Straight up asking questions is my job. :P
For energy: sustainable is preferable for larger settlements, where as smaller bands can make do on more erratic, unreliable sources (it depends on timescale here, fuel-siphoning would grow less and less effective over the years); solar-winds instantly come to mind, though I like the element of risk mentioned above for generators - if not a fire, then perhaps the reverse, where the generator shuts down. Why not emphasis the threat of freezing, rather than adding the threat of burning to death?
Edit: No worries @Rich, just wanted to spark some OOC discussion with questions that were on my mind, without being too aggressive by instantly focusing on my own ideas. Wasn't intending to step on toes.
I want a Zamboni but don't want to be the Chopper.
Edit: this sort of has an industrial vibe, which gives a sense of scale. This could imply that fish are both food and barter.
But good point.

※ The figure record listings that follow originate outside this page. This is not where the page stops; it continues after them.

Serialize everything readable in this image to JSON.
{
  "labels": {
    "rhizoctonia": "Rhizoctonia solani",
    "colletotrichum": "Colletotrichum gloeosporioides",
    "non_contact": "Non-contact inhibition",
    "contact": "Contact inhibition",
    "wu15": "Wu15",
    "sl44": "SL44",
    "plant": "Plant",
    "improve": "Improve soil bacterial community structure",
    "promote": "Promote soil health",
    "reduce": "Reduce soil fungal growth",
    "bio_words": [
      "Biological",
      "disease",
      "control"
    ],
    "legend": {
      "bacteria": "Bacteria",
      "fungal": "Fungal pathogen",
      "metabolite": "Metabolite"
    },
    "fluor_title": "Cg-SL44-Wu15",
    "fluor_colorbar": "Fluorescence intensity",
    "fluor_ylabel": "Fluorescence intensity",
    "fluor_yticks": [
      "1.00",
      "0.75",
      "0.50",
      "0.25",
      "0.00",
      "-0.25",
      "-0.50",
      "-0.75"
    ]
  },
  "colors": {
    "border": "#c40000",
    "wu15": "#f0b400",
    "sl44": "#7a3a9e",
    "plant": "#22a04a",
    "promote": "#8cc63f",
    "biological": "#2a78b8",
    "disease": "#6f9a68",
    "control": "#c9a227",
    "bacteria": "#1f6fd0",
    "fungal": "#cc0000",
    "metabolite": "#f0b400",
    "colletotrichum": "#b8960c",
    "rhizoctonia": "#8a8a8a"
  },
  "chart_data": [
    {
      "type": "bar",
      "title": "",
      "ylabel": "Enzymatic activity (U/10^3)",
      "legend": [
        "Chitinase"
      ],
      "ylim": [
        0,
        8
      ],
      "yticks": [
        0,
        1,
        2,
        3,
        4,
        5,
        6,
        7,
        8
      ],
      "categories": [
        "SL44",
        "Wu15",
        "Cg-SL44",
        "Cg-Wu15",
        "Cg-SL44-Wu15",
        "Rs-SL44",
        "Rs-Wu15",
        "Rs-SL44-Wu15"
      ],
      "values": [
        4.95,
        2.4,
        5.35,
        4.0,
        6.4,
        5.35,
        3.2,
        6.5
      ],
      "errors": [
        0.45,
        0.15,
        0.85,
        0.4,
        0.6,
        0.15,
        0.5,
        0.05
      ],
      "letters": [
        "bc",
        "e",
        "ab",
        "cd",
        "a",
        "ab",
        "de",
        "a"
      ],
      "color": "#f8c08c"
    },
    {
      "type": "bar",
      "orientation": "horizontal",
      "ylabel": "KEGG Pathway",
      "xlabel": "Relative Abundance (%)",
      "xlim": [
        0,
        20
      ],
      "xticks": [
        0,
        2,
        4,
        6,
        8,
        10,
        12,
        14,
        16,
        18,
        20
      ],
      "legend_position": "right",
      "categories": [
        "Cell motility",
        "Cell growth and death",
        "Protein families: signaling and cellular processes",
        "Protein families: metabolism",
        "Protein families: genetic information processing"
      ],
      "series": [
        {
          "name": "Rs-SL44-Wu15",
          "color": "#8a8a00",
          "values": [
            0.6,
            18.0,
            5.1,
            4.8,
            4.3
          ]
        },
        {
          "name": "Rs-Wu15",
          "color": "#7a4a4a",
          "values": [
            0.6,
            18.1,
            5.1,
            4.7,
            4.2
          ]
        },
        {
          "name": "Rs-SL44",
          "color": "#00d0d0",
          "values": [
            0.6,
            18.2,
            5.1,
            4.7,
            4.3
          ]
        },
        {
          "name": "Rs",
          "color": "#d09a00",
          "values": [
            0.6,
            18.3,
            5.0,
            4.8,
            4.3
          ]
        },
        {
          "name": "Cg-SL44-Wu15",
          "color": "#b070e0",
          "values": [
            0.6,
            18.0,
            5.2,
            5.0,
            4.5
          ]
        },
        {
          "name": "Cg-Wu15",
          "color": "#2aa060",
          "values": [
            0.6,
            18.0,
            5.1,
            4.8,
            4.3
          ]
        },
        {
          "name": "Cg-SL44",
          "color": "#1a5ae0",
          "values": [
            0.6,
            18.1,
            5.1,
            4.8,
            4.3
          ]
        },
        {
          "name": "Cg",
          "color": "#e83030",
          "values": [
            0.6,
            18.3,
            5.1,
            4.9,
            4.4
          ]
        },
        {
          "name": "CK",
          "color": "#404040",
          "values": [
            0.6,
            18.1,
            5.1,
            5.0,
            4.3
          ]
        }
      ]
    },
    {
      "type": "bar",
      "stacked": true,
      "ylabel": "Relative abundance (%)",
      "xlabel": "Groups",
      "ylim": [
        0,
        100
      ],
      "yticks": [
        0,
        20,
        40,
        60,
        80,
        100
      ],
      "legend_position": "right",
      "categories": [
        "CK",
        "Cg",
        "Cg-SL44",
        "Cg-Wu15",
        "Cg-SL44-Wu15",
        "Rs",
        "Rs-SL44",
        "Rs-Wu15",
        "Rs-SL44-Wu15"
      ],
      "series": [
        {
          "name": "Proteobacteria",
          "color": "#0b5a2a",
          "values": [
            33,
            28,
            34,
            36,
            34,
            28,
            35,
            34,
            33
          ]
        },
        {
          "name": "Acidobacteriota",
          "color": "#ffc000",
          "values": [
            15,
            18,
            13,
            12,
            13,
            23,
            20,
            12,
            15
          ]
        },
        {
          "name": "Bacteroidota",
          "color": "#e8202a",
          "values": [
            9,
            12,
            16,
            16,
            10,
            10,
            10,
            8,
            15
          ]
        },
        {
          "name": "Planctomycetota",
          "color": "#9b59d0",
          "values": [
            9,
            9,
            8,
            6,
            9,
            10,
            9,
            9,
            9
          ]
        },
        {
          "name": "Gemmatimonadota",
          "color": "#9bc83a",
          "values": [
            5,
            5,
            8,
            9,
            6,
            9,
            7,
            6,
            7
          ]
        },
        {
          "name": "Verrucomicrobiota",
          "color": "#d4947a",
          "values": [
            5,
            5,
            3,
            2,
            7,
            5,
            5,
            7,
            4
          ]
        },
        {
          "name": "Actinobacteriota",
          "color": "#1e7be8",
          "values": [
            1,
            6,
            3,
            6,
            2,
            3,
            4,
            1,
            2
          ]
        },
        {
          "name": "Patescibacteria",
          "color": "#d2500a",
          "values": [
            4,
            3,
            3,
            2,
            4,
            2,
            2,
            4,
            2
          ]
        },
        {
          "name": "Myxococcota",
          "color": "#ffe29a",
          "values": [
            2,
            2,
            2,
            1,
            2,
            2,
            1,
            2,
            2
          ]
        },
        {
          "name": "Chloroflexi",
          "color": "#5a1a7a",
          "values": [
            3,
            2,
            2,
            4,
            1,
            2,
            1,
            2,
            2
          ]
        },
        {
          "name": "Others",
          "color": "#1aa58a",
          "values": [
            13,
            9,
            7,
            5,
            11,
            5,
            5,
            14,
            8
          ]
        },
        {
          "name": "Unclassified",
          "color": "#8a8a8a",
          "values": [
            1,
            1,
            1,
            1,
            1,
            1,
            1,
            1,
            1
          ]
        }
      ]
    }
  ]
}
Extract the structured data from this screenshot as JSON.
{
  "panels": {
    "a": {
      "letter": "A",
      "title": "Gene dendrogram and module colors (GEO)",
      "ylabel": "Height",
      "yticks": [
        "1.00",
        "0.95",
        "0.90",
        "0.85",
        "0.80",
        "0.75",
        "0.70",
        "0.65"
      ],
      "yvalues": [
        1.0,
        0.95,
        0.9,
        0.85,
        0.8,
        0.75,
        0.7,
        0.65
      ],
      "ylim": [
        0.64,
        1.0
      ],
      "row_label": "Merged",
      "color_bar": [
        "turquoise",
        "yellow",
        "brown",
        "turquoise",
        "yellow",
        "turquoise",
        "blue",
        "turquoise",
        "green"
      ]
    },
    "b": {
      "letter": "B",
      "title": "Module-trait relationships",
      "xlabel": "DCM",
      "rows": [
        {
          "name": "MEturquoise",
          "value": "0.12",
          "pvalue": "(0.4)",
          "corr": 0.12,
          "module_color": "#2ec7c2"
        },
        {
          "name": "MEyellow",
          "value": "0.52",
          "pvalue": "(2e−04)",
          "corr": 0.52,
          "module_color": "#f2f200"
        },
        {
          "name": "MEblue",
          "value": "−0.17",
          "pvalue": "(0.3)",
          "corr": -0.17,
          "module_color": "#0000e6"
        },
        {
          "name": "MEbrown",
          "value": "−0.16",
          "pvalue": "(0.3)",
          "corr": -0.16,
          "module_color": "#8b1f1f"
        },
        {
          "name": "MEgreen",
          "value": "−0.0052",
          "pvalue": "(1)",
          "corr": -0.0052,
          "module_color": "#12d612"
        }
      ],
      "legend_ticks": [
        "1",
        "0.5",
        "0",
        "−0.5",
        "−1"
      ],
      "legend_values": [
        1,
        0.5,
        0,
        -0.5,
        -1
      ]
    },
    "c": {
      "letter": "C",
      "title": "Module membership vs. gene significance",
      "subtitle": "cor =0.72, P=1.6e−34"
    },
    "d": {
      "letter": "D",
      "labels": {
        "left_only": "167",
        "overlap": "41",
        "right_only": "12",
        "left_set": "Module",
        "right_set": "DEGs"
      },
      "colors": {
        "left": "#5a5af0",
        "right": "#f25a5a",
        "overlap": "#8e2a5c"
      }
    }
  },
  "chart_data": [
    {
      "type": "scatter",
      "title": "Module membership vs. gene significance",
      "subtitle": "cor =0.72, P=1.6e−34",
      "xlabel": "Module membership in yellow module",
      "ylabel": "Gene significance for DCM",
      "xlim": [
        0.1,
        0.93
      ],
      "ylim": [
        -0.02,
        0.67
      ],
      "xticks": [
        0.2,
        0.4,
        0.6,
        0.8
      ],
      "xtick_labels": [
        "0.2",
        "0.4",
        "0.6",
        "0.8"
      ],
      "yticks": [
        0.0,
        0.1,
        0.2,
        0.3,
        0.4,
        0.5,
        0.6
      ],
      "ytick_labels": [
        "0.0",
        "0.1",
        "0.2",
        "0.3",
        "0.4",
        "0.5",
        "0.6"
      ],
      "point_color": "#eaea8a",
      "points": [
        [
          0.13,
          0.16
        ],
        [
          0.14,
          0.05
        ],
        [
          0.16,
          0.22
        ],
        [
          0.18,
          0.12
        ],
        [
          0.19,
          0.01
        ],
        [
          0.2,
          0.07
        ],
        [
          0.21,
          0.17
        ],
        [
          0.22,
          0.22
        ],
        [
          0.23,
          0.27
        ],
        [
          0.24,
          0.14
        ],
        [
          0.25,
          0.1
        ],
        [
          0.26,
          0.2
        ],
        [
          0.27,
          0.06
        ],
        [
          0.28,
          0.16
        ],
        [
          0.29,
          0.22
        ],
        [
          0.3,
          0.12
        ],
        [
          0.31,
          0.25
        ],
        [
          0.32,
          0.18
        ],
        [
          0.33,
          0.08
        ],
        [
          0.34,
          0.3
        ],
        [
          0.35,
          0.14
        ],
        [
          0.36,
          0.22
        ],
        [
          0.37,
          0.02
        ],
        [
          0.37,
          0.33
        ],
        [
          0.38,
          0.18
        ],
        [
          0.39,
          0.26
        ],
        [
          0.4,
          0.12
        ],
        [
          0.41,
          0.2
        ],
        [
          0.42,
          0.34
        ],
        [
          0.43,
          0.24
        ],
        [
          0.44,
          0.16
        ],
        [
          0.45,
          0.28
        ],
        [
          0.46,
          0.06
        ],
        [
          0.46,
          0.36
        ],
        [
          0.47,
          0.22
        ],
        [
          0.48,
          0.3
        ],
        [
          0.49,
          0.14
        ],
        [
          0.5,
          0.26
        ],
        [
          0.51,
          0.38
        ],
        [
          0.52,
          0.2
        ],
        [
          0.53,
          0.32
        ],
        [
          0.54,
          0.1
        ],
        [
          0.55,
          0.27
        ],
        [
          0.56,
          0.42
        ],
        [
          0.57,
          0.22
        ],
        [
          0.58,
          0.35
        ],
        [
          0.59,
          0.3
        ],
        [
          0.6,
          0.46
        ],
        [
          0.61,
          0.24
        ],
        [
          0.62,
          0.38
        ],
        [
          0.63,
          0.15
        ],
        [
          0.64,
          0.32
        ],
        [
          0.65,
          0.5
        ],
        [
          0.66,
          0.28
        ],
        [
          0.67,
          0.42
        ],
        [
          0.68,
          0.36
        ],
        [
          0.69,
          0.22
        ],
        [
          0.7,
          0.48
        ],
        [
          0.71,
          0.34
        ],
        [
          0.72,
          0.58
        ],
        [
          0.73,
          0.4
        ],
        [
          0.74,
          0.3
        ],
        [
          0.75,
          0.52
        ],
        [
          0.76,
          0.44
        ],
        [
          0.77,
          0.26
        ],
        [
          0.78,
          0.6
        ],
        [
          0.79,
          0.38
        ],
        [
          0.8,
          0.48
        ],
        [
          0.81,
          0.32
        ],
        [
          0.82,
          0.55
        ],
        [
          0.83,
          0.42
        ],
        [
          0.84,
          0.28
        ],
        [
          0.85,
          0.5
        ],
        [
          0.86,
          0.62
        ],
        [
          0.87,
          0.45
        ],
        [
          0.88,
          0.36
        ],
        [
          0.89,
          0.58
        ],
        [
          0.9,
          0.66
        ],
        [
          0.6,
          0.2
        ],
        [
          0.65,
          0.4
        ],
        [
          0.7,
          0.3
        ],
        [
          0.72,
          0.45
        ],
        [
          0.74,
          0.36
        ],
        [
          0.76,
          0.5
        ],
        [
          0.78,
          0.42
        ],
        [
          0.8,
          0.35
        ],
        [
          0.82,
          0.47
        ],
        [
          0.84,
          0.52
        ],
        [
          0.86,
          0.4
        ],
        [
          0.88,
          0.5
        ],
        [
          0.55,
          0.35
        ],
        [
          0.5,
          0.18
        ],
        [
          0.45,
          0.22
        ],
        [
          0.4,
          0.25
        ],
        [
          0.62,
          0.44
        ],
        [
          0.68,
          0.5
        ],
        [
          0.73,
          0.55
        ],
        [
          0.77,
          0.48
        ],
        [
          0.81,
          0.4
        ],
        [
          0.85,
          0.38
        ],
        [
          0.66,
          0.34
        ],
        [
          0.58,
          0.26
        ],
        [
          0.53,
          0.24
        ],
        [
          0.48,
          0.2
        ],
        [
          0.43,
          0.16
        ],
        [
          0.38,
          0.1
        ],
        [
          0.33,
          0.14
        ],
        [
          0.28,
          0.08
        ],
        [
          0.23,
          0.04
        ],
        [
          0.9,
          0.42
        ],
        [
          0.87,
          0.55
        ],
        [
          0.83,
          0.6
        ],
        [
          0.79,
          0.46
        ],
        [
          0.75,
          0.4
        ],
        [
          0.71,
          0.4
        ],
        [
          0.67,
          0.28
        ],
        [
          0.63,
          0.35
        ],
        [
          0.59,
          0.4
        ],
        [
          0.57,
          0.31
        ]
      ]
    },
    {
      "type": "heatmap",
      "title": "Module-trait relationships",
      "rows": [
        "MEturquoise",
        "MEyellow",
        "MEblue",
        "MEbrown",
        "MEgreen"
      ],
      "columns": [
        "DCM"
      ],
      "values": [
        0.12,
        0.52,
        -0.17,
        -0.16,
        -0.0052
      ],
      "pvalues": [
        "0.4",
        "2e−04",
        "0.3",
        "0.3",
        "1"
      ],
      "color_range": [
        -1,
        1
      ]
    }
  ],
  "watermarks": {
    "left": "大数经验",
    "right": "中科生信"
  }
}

Now that I'm thinking Operator, I can easily tie myself to any of the other players.
from http://www.zamboni.com/about/fun-facts/:
"In April of 2005, Road & Track magazine performed a “road test” on the Zamboni Model 500 ice resurfacing machine. They determined the machine’s top speed to be 9.7 mph and that the machine would go from 0 to ¼ mile in 93.5 seconds."
Not that there can't be a heavily modified one. What would you do with it? Or what would you want to do with it?
@Rich I like the idea of a reliable ice-travelling vehicle. It might not be an off-the-shelf Zamboni.
OR
I have no idea what those are, but I want two of them.